- A Firjan mobiliza o setor para defender os interesses do Rio de Janeiro no julgamento da redistribuição dos royalties do petróleo, marcado para 6 de maio no Supremo Tribunal Federal.
- A federação divulgou um manifesto contrário à redistribuição e pediu atuação conjunta com empresários do setor, afirmando que mudanças podem reduzir arrecadação, investimentos e empregos no estado.
- Os representantes da indústria dizem que os royalties são compensação financeira, não tributo, e mudanças podem prejudicar o estado e os municípios fluminenses.
- A segurança jurídica é apontada como essencial para manter investimentos e expansão da cadeia de petróleo, gás e naval.

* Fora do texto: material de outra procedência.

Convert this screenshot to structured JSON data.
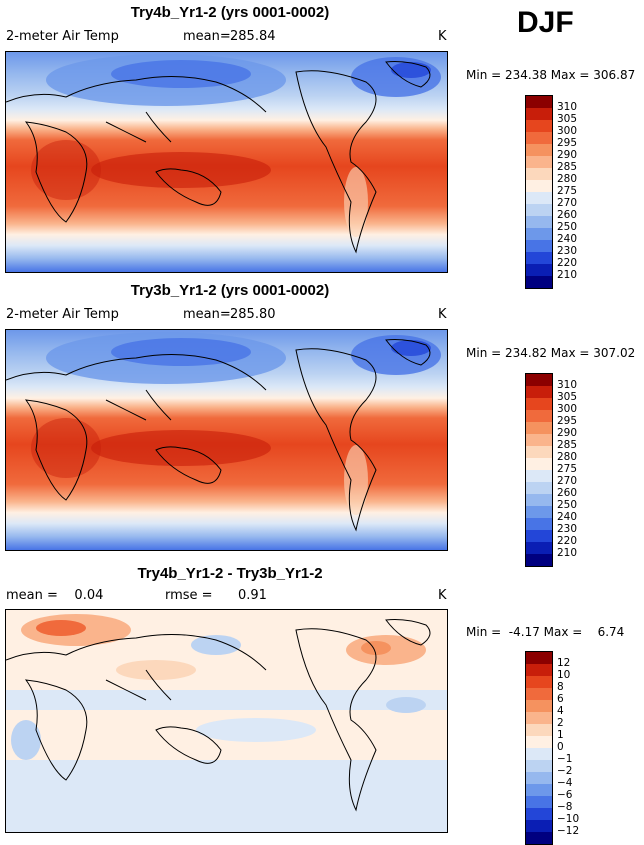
{
  "season": "DJF",
  "panels": [
    {
      "title": "Try4b_Yr1-2 (yrs 0001-0002)",
      "left_label": "2-meter Air Temp",
      "stat_label": "mean=",
      "stat_value": "285.84",
      "units": "K",
      "minmax": "Min = 234.38 Max = 306.87"
    },
    {
      "title": "Try3b_Yr1-2 (yrs 0001-0002)",
      "left_label": "2-meter Air Temp",
      "stat_label": "mean=",
      "stat_value": "285.80",
      "units": "K",
      "minmax": "Min = 234.82 Max = 307.02"
    },
    {
      "title": "Try4b_Yr1-2 - Try3b_Yr1-2",
      "left_label": "mean =    0.04",
      "stat_label": "rmse =",
      "stat_value": "0.91",
      "units": "K",
      "minmax": "Min =  -4.17 Max =    6.74"
    }
  ],
  "colorbar_abs": {
    "levels": [
      "310",
      "305",
      "300",
      "295",
      "290",
      "285",
      "280",
      "275",
      "270",
      "260",
      "250",
      "240",
      "230",
      "220",
      "210"
    ],
    "colors": [
      "#8b0000",
      "#c81e0a",
      "#e6461e",
      "#f06a3c",
      "#f5925f",
      "#fab48c",
      "#fcd8bc",
      "#fff0e3",
      "#dce8f7",
      "#bcd3f2",
      "#96b8ee",
      "#6d98ea",
      "#4874e6",
      "#2346d8",
      "#0a1eb4",
      "#000080"
    ]
  },
  "colorbar_diff": {
    "levels": [
      "12",
      "10",
      "8",
      "6",
      "4",
      "2",
      "1",
      "0",
      "−1",
      "−2",
      "−4",
      "−6",
      "−8",
      "−10",
      "−12"
    ],
    "colors": [
      "#8b0000",
      "#c81e0a",
      "#e6461e",
      "#f06a3c",
      "#f5925f",
      "#fab48c",
      "#fcd8bc",
      "#fff0e3",
      "#dce8f7",
      "#bcd3f2",
      "#96b8ee",
      "#6d98ea",
      "#4874e6",
      "#2346d8",
      "#0a1eb4",
      "#000080"
    ]
  }
}
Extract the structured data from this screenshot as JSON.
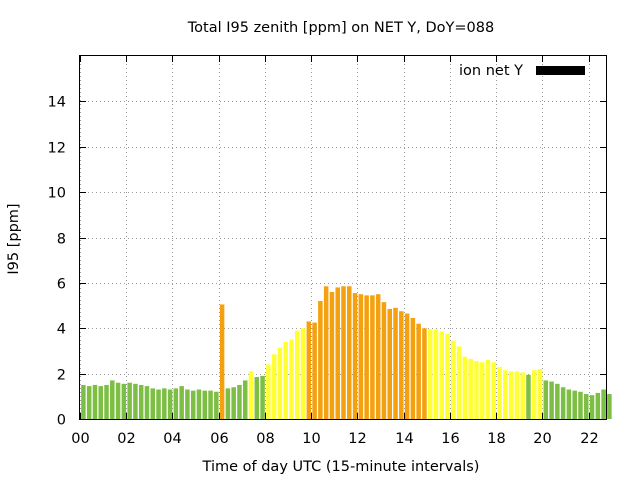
{
  "chart_data": {
    "type": "bar",
    "title": "Total I95 zenith [ppm] on NET Y, DoY=088",
    "xlabel": "Time of day UTC (15-minute intervals)",
    "ylabel": "I95 [ppm]",
    "xlim": [
      0,
      22.75
    ],
    "ylim": [
      0,
      16
    ],
    "xticks": [
      "00",
      "02",
      "04",
      "06",
      "08",
      "10",
      "12",
      "14",
      "16",
      "18",
      "20",
      "22"
    ],
    "yticks": [
      "0",
      "2",
      "4",
      "6",
      "8",
      "10",
      "12",
      "14"
    ],
    "grid": true,
    "legend": {
      "label": "ion net Y",
      "placement": "top-right",
      "color": "#000000"
    },
    "interval_hours": 0.25,
    "level_colors": {
      "green": "#7dbf44",
      "yellow": "#ffff33",
      "orange": "#f5a00f"
    },
    "values": [
      1.5,
      1.45,
      1.5,
      1.45,
      1.5,
      1.7,
      1.6,
      1.55,
      1.6,
      1.55,
      1.5,
      1.45,
      1.35,
      1.3,
      1.35,
      1.3,
      1.35,
      1.45,
      1.3,
      1.25,
      1.3,
      1.25,
      1.25,
      1.2,
      5.05,
      1.35,
      1.4,
      1.5,
      1.7,
      2.1,
      1.85,
      1.9,
      2.4,
      2.85,
      3.15,
      3.4,
      3.5,
      3.9,
      4.0,
      4.3,
      4.25,
      5.2,
      5.85,
      5.6,
      5.8,
      5.85,
      5.85,
      5.55,
      5.5,
      5.45,
      5.45,
      5.5,
      5.15,
      4.85,
      4.9,
      4.75,
      4.65,
      4.45,
      4.2,
      4.0,
      3.95,
      3.95,
      3.85,
      3.75,
      3.45,
      3.2,
      2.75,
      2.65,
      2.55,
      2.5,
      2.6,
      2.5,
      2.3,
      2.15,
      2.1,
      2.1,
      2.05,
      1.95,
      2.15,
      2.2,
      1.7,
      1.65,
      1.55,
      1.4,
      1.3,
      1.25,
      1.2,
      1.1,
      1.05,
      1.15,
      1.3,
      1.1
    ],
    "levels": [
      "green",
      "green",
      "green",
      "green",
      "green",
      "green",
      "green",
      "green",
      "green",
      "green",
      "green",
      "green",
      "green",
      "green",
      "green",
      "green",
      "green",
      "green",
      "green",
      "green",
      "green",
      "green",
      "green",
      "green",
      "orange",
      "green",
      "green",
      "green",
      "green",
      "yellow",
      "green",
      "green",
      "yellow",
      "yellow",
      "yellow",
      "yellow",
      "yellow",
      "yellow",
      "yellow",
      "orange",
      "orange",
      "orange",
      "orange",
      "orange",
      "orange",
      "orange",
      "orange",
      "orange",
      "orange",
      "orange",
      "orange",
      "orange",
      "orange",
      "orange",
      "orange",
      "orange",
      "orange",
      "orange",
      "orange",
      "orange",
      "yellow",
      "yellow",
      "yellow",
      "yellow",
      "yellow",
      "yellow",
      "yellow",
      "yellow",
      "yellow",
      "yellow",
      "yellow",
      "yellow",
      "yellow",
      "yellow",
      "yellow",
      "yellow",
      "yellow",
      "green",
      "yellow",
      "yellow",
      "green",
      "green",
      "green",
      "green",
      "green",
      "green",
      "green",
      "green",
      "green",
      "green",
      "green",
      "green"
    ]
  }
}
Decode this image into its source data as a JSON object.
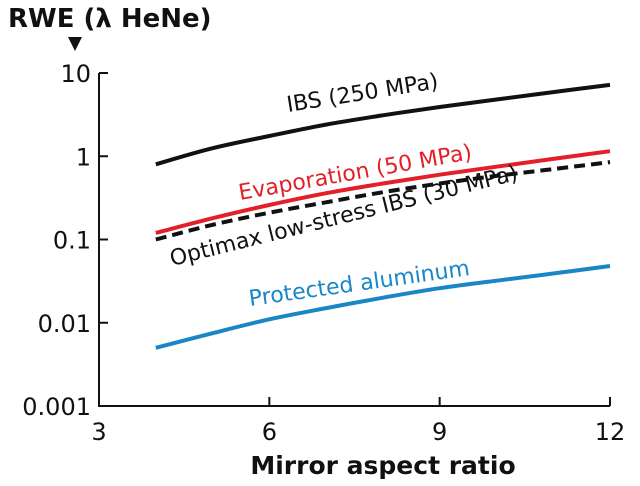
{
  "chart_data": {
    "type": "line",
    "title": "",
    "ylabel": "RWE (λ HeNe)",
    "xlabel": "Mirror aspect ratio",
    "x_ticks": [
      3,
      6,
      9,
      12
    ],
    "y_ticks": [
      0.001,
      0.01,
      0.1,
      1,
      10
    ],
    "y_tick_labels": [
      "0.001",
      "0.01",
      "0.1",
      "1",
      "10"
    ],
    "xlim": [
      3,
      12
    ],
    "ylim": [
      0.001,
      10
    ],
    "y_scale": "log",
    "grid": false,
    "series": [
      {
        "name": "IBS (250 MPa)",
        "color": "#111111",
        "dash": "solid",
        "x": [
          4,
          5,
          6,
          7,
          8,
          9,
          10,
          11,
          12
        ],
        "y": [
          0.8,
          1.25,
          1.75,
          2.4,
          3.1,
          3.9,
          4.8,
          5.9,
          7.2
        ]
      },
      {
        "name": "Evaporation (50 MPa)",
        "color": "#e3202a",
        "dash": "solid",
        "x": [
          4,
          5,
          6,
          7,
          8,
          9,
          10,
          11,
          12
        ],
        "y": [
          0.12,
          0.18,
          0.26,
          0.36,
          0.47,
          0.6,
          0.75,
          0.93,
          1.15
        ]
      },
      {
        "name": "Optimax low-stress IBS (30 MPa)",
        "color": "#111111",
        "dash": "dashed",
        "x": [
          4,
          5,
          6,
          7,
          8,
          9,
          10,
          11,
          12
        ],
        "y": [
          0.1,
          0.15,
          0.21,
          0.28,
          0.37,
          0.47,
          0.58,
          0.7,
          0.85
        ]
      },
      {
        "name": "Protected aluminum",
        "color": "#1a86c6",
        "dash": "solid",
        "x": [
          4,
          5,
          6,
          7,
          8,
          9,
          10,
          11,
          12
        ],
        "y": [
          0.005,
          0.0075,
          0.011,
          0.015,
          0.02,
          0.026,
          0.032,
          0.039,
          0.048
        ]
      }
    ]
  }
}
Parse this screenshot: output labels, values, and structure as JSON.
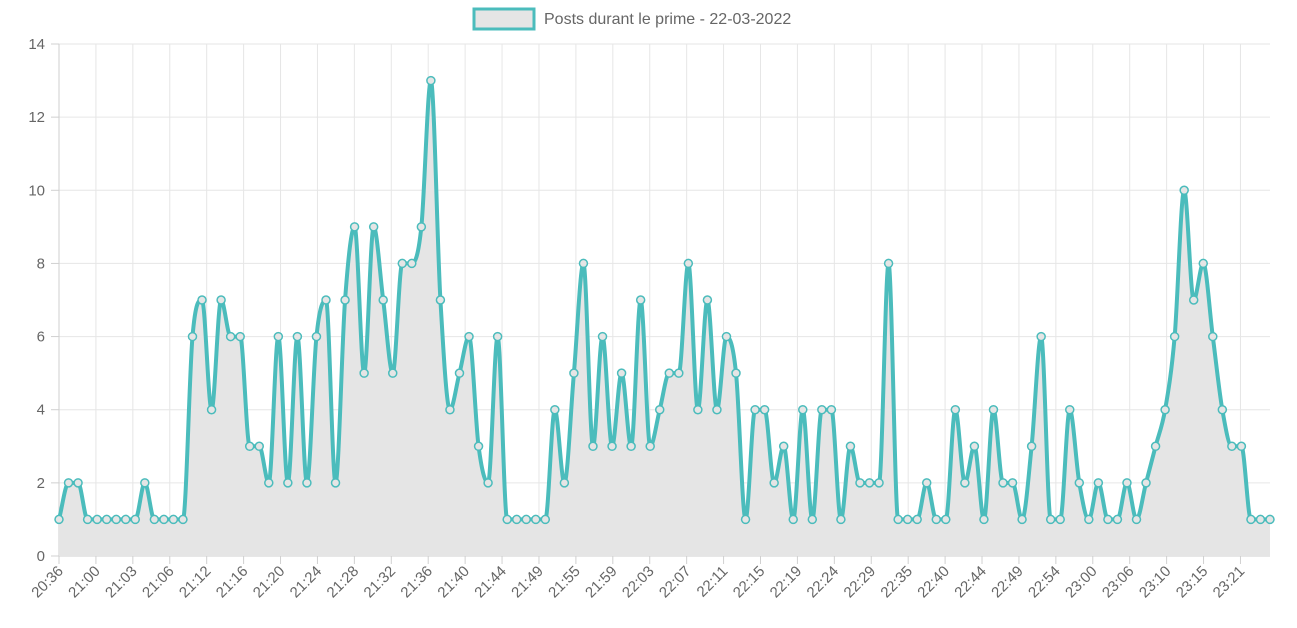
{
  "chart_data": {
    "type": "line",
    "legend": {
      "label": "Posts durant le prime - 22-03-2022",
      "placement": "top-center"
    },
    "series": [
      {
        "name": "Posts durant le prime - 22-03-2022",
        "color": "#4bbcbc",
        "fill": "#e5e5e5",
        "values": [
          1,
          2,
          2,
          1,
          1,
          1,
          1,
          1,
          1,
          2,
          1,
          1,
          1,
          1,
          6,
          7,
          4,
          7,
          6,
          6,
          3,
          3,
          2,
          6,
          2,
          6,
          2,
          6,
          7,
          2,
          7,
          9,
          5,
          9,
          7,
          5,
          8,
          8,
          9,
          13,
          7,
          4,
          5,
          6,
          3,
          2,
          6,
          1,
          1,
          1,
          1,
          1,
          4,
          2,
          5,
          8,
          3,
          6,
          3,
          5,
          3,
          7,
          3,
          4,
          5,
          5,
          8,
          4,
          7,
          4,
          6,
          5,
          1,
          4,
          4,
          2,
          3,
          1,
          4,
          1,
          4,
          4,
          1,
          3,
          2,
          2,
          2,
          8,
          1,
          1,
          1,
          2,
          1,
          1,
          4,
          2,
          3,
          1,
          4,
          2,
          2,
          1,
          3,
          6,
          1,
          1,
          4,
          2,
          1,
          2,
          1,
          1,
          2,
          1,
          2,
          3,
          4,
          6,
          10,
          7,
          8,
          6,
          4,
          3,
          3,
          1,
          1,
          1
        ]
      }
    ],
    "x_tick_labels": [
      "20:36",
      "21:00",
      "21:03",
      "21:06",
      "21:12",
      "21:16",
      "21:20",
      "21:24",
      "21:28",
      "21:32",
      "21:36",
      "21:40",
      "21:44",
      "21:49",
      "21:55",
      "21:59",
      "22:03",
      "22:07",
      "22:11",
      "22:15",
      "22:19",
      "22:24",
      "22:29",
      "22:35",
      "22:40",
      "22:44",
      "22:49",
      "22:54",
      "23:00",
      "23:06",
      "23:10",
      "23:15",
      "23:21"
    ],
    "xlabel": "",
    "ylabel": "",
    "ylim": [
      0,
      14
    ],
    "y_ticks": [
      0,
      2,
      4,
      6,
      8,
      10,
      12,
      14
    ],
    "grid": true
  }
}
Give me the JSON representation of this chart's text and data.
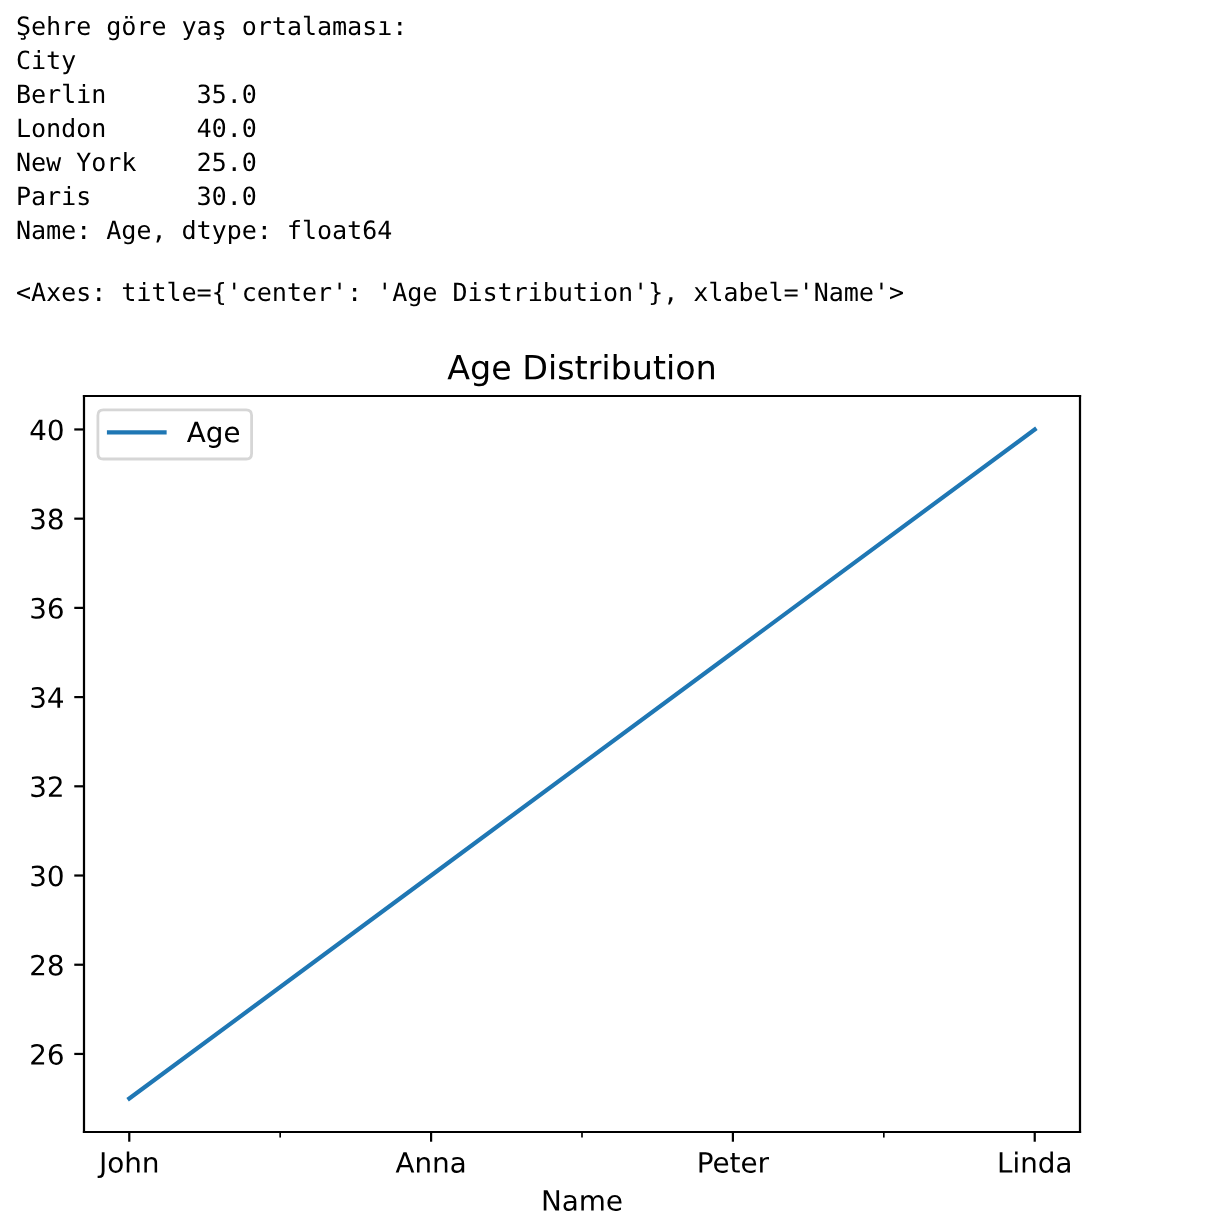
{
  "chart_data": {
    "type": "line",
    "title": "Age Distribution",
    "xlabel": "Name",
    "categories": [
      "John",
      "Anna",
      "Peter",
      "Linda"
    ],
    "series": [
      {
        "name": "Age",
        "color": "#1f77b4",
        "values": [
          25,
          30,
          35,
          40
        ]
      }
    ],
    "ylim": [
      24.25,
      40.75
    ],
    "yticks": [
      26,
      28,
      30,
      32,
      34,
      36,
      38,
      40
    ],
    "legend": "top left",
    "grid": false,
    "marker": "none",
    "line_style": "solid",
    "annotations": [
      "Şehre göre yaş ortalaması:",
      "City",
      "Berlin      35.0",
      "London      40.0",
      "New York    25.0",
      "Paris       30.0",
      "Name: Age, dtype: float64",
      "<Axes: title={'center': 'Age Distribution'}, xlabel='Name'>"
    ]
  }
}
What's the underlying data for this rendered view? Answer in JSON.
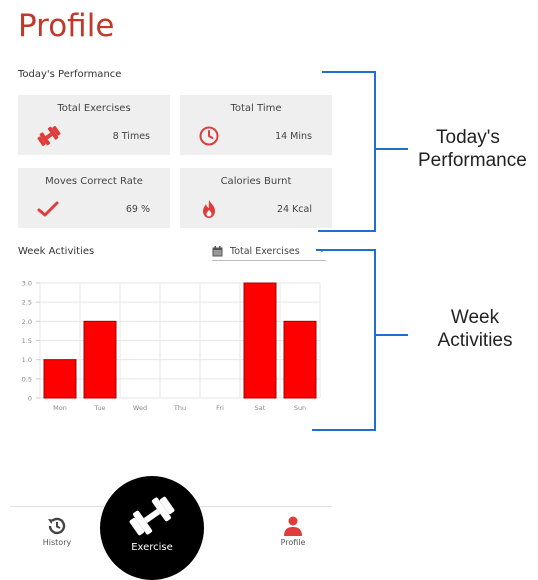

- Segundo Eduardo Pontes, da Infis Consultoria, a indústria petrolífera responde por cerca de 80% da arrecadação do estado, ampliando o impacto potencial das mudanças.
A Firjan anunciou nesta quinta-feira (16.abr.2026) uma mobilização para defender os interesses do Rio de Janeiro no julgamento sobre a redistribuição dos royalties do petróleo, marcado para 6 de maio no STF. A ação visa evitar queda na arrecadação, com impacto potencial em investimentos, empregos e projetos no estado.
A federação divulgou um manifesto contrário à redistribuição e informou que atuará de forma conjunta com empresários do setor. O posicionamento foi divulgado na semana anterior ao julgamento, após reunião com representantes da indústria.
Segundo o diretor-executivo da Firjan Senai Sesi, Alexandre dos Reis, os royalties são compensações financeiras, não tributos, e mudanças podem prejudicar o estado e municípios fluminenses. A avaliação é de que a atual estrutura garante previsibilidade.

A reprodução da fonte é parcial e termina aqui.